Each of these six sets is clustered to avoid having similar molecules in the set, and to avoid chemotype bias [16]. For each compound set Morgan (ECFP like) fingerprints of length 2048 bits with diameter 4 were calculated, using RDKit (release 2014_09_2). These were then clustered using the SUBSET program [17] with a similarity threshold of 0.65. This guarantees that any pair of molecules has a Tanimoto similarity of at least 0.65. Note that the SUBSET algorithm is non-deterministic.
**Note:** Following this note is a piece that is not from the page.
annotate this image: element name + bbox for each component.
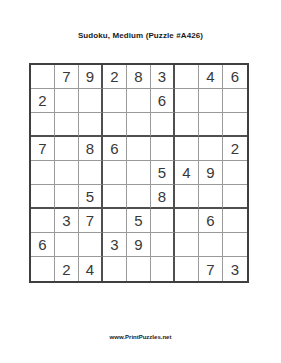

A three step standardization procedure was performed before calculating the physicochemical property distributions. Step one performs a standardization to ensure a consistent representation of, for example, aromatic rings and nitro groups. As the second step, where molecules have multiple components, salts are removed using a list of known salts. If there are still multiple components remaining after salt stripping, the largest component is retained. In the final step, the ionization state of the compounds is set to the most prevalent form at pH 7.4, based upon a set of substructure rules. These physicochemical properties and the methods of calculation for the molecular sets are given in Additional file 1: Table S7.